Лобанов что-то затирает про эти bastards банки, чуть ли не сам предлагает поставить их Ричардсу на спину, на что Фил тактично отвечает отказом и с Семой старается вообще до конца рабочего дня больше не пересекаться, потому что тот сказал ему что-то еще про перцовый пластырь.

Пластырь на нос. С перцем пластырь. Bullshit, не иначе.

В любом случае, к вечеру простуда побеждает неприспособленный к России организм, и Фила буквально сваливает навзничь температурой на софу в ординаторской, а на ночную почему-то никто из ребят не соглашается выйти вместо него, и Филу до сих пор непонятно, чем он заслужил отказ от всех, когда он буквально на ногах стоять не может.

— Пей.

Фил вздрагивает, когда слышит резкий звук. Быков ставит на столик между диванами чашку и встает рядом с интерном, скрещивая на груди руки.

— What is it?

— Что, простуда жесткий диск с переводчиком стерла? Шпрехай по-русски, мне сколько раз просить? — громко говорит Быков.

Ричардс жмурится, прикрывая рукой пульсирующий от жара лоб, и Быков все-таки сдается. Не может он смотреть, как Кукушонок страдает, ведь не по своей же воле он заболел, а с его подачи. С другой стороны, суровая русская зима и не так бы его подкосила, но…

— Сесть можешь? — уже спокойнее произносит он.

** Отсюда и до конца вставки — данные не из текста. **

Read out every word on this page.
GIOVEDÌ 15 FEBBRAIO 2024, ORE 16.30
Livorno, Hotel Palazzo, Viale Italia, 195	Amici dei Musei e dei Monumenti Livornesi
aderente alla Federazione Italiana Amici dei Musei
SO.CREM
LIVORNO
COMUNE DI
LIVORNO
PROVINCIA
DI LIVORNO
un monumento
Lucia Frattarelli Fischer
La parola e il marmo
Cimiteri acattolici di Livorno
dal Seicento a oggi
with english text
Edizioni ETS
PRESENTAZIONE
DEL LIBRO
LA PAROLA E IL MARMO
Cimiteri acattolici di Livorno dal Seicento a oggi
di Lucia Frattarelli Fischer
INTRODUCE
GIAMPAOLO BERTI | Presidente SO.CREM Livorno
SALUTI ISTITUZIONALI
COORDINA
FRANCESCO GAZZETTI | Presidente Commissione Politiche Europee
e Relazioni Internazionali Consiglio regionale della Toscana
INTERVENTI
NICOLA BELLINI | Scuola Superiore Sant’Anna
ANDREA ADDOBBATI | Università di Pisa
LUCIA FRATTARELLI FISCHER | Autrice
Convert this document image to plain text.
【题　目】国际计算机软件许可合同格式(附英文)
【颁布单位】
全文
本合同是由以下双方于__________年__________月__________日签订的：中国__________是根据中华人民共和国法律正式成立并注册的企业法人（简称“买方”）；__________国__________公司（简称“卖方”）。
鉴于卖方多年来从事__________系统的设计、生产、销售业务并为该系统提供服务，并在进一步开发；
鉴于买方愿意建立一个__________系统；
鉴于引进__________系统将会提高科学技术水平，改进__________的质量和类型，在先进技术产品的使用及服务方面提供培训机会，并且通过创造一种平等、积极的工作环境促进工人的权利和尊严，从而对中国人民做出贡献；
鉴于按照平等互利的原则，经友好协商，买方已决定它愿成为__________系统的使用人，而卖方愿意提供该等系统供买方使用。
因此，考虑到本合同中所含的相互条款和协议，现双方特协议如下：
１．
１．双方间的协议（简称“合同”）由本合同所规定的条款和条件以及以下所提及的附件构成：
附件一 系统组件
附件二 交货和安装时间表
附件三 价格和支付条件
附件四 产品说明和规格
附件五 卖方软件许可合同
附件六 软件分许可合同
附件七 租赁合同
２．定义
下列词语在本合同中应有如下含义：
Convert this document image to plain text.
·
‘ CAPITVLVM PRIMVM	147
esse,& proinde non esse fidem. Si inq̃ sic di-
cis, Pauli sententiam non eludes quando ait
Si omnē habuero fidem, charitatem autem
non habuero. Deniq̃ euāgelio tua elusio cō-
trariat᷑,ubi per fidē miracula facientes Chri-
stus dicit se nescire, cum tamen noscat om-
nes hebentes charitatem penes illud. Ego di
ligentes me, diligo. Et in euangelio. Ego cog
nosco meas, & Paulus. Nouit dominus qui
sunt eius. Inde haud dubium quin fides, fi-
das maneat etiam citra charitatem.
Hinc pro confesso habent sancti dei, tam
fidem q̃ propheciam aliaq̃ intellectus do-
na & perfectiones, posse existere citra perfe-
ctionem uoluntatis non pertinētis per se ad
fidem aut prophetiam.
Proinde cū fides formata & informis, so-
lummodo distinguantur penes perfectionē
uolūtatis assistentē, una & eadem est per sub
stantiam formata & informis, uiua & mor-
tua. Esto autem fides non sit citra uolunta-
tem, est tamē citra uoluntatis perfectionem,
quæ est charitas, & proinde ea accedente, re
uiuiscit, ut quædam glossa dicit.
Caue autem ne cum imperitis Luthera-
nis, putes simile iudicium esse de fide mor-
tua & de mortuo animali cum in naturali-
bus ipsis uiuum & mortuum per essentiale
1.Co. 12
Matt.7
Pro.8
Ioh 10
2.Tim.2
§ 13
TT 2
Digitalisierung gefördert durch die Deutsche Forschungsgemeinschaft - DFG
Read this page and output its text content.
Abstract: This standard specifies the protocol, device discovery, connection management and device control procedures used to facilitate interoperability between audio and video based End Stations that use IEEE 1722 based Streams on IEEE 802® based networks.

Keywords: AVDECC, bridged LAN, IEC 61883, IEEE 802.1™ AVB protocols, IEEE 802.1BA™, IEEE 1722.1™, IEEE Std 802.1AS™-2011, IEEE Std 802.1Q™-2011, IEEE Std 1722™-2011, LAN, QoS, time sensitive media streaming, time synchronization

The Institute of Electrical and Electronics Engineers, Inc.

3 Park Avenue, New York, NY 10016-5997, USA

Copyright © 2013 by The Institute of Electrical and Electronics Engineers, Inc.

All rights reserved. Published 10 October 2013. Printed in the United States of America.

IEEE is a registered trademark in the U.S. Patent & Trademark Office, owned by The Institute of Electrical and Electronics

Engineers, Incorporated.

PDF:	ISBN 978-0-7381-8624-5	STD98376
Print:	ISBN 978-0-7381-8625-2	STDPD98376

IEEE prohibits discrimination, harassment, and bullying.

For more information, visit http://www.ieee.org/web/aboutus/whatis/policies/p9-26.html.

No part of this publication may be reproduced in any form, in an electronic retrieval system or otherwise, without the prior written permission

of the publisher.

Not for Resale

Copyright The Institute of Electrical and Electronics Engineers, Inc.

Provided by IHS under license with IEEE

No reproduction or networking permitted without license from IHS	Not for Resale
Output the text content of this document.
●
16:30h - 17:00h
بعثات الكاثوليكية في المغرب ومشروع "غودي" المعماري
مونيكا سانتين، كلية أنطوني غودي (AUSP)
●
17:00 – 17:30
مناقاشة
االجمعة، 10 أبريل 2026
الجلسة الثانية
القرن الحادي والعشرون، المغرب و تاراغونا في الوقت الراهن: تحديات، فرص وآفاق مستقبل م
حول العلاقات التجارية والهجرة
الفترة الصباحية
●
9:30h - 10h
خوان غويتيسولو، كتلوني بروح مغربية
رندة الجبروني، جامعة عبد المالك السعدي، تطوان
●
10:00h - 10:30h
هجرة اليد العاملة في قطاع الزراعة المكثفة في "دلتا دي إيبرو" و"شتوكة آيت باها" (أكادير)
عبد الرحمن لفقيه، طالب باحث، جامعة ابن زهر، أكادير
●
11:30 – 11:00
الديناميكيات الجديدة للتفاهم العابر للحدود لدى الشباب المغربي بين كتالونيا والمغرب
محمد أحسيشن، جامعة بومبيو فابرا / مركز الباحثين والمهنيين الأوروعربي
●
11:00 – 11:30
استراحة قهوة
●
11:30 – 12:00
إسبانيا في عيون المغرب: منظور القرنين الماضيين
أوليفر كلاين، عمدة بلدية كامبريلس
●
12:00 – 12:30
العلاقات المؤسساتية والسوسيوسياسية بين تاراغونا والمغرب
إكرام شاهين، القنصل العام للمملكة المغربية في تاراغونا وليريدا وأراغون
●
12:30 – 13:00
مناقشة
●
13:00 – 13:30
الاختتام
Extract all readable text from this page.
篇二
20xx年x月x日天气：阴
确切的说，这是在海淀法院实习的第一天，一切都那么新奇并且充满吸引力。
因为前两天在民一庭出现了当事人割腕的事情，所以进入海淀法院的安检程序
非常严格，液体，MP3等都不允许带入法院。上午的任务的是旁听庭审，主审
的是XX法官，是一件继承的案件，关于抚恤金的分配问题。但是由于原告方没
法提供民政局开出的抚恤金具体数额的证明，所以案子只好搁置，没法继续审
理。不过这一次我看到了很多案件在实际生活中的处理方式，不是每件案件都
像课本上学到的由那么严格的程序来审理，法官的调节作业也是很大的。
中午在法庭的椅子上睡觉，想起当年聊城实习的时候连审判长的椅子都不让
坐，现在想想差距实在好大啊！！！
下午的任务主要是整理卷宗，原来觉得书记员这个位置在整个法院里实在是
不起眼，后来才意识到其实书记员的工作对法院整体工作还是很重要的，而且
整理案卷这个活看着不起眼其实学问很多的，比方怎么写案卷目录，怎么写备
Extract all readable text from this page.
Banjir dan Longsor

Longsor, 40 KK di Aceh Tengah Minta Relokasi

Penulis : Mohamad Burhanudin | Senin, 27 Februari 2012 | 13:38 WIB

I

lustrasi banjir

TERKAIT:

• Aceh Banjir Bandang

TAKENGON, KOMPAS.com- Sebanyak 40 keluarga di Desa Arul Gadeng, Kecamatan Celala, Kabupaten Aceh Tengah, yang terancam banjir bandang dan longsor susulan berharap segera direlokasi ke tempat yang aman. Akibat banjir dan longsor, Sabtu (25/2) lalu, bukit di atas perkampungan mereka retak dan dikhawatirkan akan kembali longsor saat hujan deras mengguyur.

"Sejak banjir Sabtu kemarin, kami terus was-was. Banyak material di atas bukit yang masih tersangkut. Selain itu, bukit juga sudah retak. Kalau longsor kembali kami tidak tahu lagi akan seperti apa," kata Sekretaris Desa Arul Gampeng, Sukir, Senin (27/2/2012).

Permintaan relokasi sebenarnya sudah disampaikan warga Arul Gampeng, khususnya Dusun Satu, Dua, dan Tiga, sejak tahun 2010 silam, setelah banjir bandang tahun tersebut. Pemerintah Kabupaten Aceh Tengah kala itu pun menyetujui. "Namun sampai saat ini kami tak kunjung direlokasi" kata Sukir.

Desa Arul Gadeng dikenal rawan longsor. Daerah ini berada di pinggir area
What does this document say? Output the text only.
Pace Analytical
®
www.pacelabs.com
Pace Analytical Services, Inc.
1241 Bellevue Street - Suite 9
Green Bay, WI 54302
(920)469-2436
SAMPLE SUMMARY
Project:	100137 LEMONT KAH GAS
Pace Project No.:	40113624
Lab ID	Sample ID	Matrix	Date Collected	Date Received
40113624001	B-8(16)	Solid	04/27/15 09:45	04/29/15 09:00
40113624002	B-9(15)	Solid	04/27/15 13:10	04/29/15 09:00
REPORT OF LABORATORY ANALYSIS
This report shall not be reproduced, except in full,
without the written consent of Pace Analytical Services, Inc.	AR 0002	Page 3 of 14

Фил поднимает больные глаза на наставника и чуть кивает, прилагая немало усилий, чтобы просто сесть. Ричардс не помнит, чтобы так сильно хоть когда-то болел. В родном доме, в Америке, он простужался дай Бог три раза в год, и все обходилось банальным кашлем или насморком.

Быков садится к нему рядом, поправляя штанины, и вытаскивает из кармана шприц, жгут и спиртовую салфетку.

— Это что?

— Можешь же по-русски, когда хочешь, — замечает Быков, снимая с правой руки интерна халат. — Это, Филя, витамины, чтобы твоя американская мордашка стала здоровее уже к завтрашнему дню.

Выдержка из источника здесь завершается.